On September 10-11, 2015, MedPAC held a meeting to discuss several issues related to the Medicare program, including (1) improving the Open Payments program, which makes public the payments from drug and device manufacturers to physicians and teaching hospitals, (2) developing a unified payment system for post-acute care, (3) the growth in stand-alone emergency department facilities, (4) Medicare payment for drugs, (5) patient encounters in Part B fee for service (FFS) versus Medicare Advantage (MA), and (6) patient characteristics that may affect MA plan star ratings for Special Needs Plans. The Commission discussed several recommendations related to these issues, such as a proposal to require each physician to disclose directly to patients any financial ties with manufacturers of products that the physician prescribes to the patient.
Payments from Manufacturers to Providers: Options to Increase Awareness
Under the Open Payments program, established to implement the Physician Payment Sunshine Act (Section 6002 of the Affordable Care Act), CMS collects data from drug and device manufacturers, documenting payments and transfers of value from manufacturers to physicians and teaching hospitals. (For more information about the law, please see King & Spalding’s client alert summarizing CMS’s final rule to implement the statutory requirements.) MedPAC discussed a snapshot of the data from 2013 and 2014, showing, for example, that payments are concentrated among certain physicians: the top 5 percent of physicians, by received payments, accounted for 86 percent of total dollars, and the top 10 percent of physicians accounted for 91 percent of total dollars. The Commission discussed ways of improving awareness of these payments by, for example, requiring physicians to disclose to the patient financial relationships with manufacturers when prescribing drugs. The Commission also discussed a recommendation to include in the reporting requirement payments to other recipients such as non-physician healthcare professionals and other organizations.
A Unified Payment System for Acute Care: Refining the Methodology
Section 2(b)(1) of the Improving Medicare Post-Acute Care Transformation Act of 2014 (Pub. L. No. 113-185) requires MedPAC to develop a prototype prospective payment system spanning the post-acute care (PAC) settings, using the uniform assessment data gathered previously by CMS. The Commission must submit a report by June 30, 2016, presenting an approach for a unified, cross-setting PAC payment system and outlining the impacts of moving to such a system. At the September 10-11 meeting, the Commission evaluated the data regarding post-acute admissions, concluding that it is possible to design a unified system that uses a common unit of services, uses a common case-mix adjustment method, and establishes a common rate for a patient stay. Commissioners noted that the payment to Home Health Agencies would need to be lower, to adjust for their lower costs.
Stand-Alone Emergency Department Facilities: Potential Area of Concern
The recent growth in the number of stand-alone facilities offering emergency department services (SAEDs), both hospital-based and independent, has drawn the attention of MedPAC commissioners. At the meeting, commissioners discussed the characteristics of SAEDs, their business models, and their reimbursement. Commissioners expressed concern that the growth in SAEDs may be attributable to the higher rates paid to EDs compared to urgent care centers for certain services that are provided in both settings.

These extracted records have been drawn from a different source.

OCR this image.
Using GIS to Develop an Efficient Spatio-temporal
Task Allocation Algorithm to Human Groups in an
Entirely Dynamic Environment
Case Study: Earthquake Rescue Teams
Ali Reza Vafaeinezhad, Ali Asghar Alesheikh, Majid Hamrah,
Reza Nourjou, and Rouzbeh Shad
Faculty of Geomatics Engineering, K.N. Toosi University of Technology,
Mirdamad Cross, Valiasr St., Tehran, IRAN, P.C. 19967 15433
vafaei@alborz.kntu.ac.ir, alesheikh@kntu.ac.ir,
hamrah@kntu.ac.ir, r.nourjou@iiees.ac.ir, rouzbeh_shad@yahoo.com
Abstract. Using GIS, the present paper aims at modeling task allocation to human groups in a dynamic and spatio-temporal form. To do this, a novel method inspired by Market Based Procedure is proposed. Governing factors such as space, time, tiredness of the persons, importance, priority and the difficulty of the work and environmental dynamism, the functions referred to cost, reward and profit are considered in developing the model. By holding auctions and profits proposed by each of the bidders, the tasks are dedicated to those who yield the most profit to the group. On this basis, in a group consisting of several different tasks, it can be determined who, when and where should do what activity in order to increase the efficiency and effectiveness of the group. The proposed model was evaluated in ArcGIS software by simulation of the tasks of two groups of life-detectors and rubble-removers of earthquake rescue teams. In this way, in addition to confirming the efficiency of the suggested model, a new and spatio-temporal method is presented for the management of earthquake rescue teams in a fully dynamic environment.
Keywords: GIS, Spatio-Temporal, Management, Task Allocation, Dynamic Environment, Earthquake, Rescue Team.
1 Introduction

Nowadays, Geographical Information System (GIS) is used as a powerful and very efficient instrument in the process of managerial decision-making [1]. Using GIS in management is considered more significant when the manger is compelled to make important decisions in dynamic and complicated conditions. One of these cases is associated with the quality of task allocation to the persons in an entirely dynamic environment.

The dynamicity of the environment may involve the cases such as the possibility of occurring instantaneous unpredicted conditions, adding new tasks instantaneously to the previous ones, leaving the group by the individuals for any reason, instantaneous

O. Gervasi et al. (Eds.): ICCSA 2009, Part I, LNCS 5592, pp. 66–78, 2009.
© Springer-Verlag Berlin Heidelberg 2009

Overview of Medicare Spending on Drugs
MedPAC provided an overview of the ways in which Medicare pays for prescription drugs and pharmacy services under Part A, Part B, MA, and Part D, and the magnitude of that spending. The Commission noted that Medicare spending for drugs and pharmacy services accounts for 19 percent of total Medicare spending, and is projected to continue growing, in part due to increased use of biologics. Next month, the Commission will discuss pharmaceutical development and the structure of drug-related industries.
MA Plans: Analysis of MA Encounter Data and Evaluation of Factors Affecting Special Needs Plans’ Star Ratings
MedPAC presented its initial analysis of MA encounter data for Part B services for 2012, the first year for which such data were collected. The preliminary comparison between FFS and MA encounter data revealed that FFS encounters experience a higher per capita use rate of all procedures except major procedures, with a particularly high number of evaluation and management services. The rate of major procedures was the same in both FFS and MA encounters. MedPAC is continuing to refine its analysis and explore the use of the data for risk adjustment.
MedPAC also assessed the extent to which factors such as disability status and dual-eligibility affect MA plan star ratings. The Commission discussed several approaches to a more effective application of star ratings to Special Needs Plans, primarily discussing the option of peer grouping of plans based on composition of enrollment (based on income, age, and disability).